Ya ha pasado otras veces en la historia, tras el fracaso de movimientos pretendidamente transformadores de la izquierda. Fracasos acontecidos siempre por la mala lectura de la correlación de fuerzas, consecuentemente, le han seguido movimientos reaccionarios y restrictivos en libertades y derechos. La realidad es que estos movimientos actuales, Le Pen, Trump, Brexit, Bolsonaro, o Abascal nos recuerdan mucho al fascismo, especialmente por su nacionalismo exacerbado, y aunque parece que carecen de un proyecto totalitario,  ya  se muestran como peligrosos autoritarios dispuestos a acabar con las democracias tal y como las hemos entendido. Basta recordar las condiciones de Vox en Andalucía, o el discurso de Bolsonaro que dice venir a “restablecer la tradición judeo-cristiana y a combatir la ideología de género”.  Aunque parece que estos movimientos vienen bien dirigidos por el gran Capital, de hecho, Stephen Bannon está detrás de todos ellos, su gran amenaza radica en que sus alianzas con los liberales están condicionadas, tal y como ha demostrado ya Abascal en Andalucía. Puede que al principio, estos gestos autoritarios encuentren grandes dificultades por la vía democrática de ser aplicados, sin embargo, toda la derecha corre el riesgo de verse fagocitada y sumida bajo su influencia: un nuevo Orden, que me atrevo a llamar neofascista.   

Para parar el avance de la reacción neofascita, y del engaño que ya han comprado los liberales hay que levantar del sofá a una izquierda que 1º no votará al PSOE por un rechazo histórico. 2º No votará a Unidos Podemos, porque las lineas maestras de su discurso no los interpelan.
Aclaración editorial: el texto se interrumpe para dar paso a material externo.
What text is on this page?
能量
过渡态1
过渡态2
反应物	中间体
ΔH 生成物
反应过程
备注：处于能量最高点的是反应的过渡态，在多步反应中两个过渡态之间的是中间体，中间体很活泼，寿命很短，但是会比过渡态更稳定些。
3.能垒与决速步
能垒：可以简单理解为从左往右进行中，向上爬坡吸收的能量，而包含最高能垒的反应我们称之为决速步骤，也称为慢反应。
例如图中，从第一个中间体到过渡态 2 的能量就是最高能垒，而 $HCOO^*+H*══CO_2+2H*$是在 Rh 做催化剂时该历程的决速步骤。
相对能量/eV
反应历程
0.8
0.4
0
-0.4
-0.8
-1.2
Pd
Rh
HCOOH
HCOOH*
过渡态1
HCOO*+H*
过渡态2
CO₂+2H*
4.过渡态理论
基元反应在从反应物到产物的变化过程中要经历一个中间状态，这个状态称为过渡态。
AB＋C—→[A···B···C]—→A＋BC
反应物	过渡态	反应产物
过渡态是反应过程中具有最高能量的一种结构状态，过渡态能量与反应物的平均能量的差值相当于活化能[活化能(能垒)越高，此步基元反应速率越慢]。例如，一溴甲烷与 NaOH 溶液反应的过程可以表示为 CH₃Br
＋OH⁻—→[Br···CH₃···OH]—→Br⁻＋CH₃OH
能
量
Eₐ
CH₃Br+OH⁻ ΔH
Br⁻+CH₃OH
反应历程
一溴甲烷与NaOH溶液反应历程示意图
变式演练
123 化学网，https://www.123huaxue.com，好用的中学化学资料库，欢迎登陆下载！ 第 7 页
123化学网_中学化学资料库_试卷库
Que este espacio electoral que tradicionalmente pudo oscilar entre el PSOE, e IU salte por los aires genera tal destrozo aritmético que las propias fuerzas de izquierdas, tanto PSOE como Unidos Podemos deberían de colaborar en la reconstrucción del mismo, apoyando la marca Actúa. O podemos ver cosas como la de Andalucía por toda la geografía española. Ahora Susana Díaz y Teresa Rodriguez podrían plantearse lo bien que les hubiera venido tener un tercer partido con sus escaños que apuntalará un posible gobierno de izquierdas. Espero que en Baleares los actuales dirigentes de la izquierda tomen nota y no encuentren a Actúa como una fuerza competidora. Pues Actúa no es, ni quiere ser un partido “atrapalotodo”, sino que somos gente huérfana en la izquierda en busca de un partido que nos represente.

Eduardo Sánchez

Candidato de Actúa al Parlament Balear por Mallorca.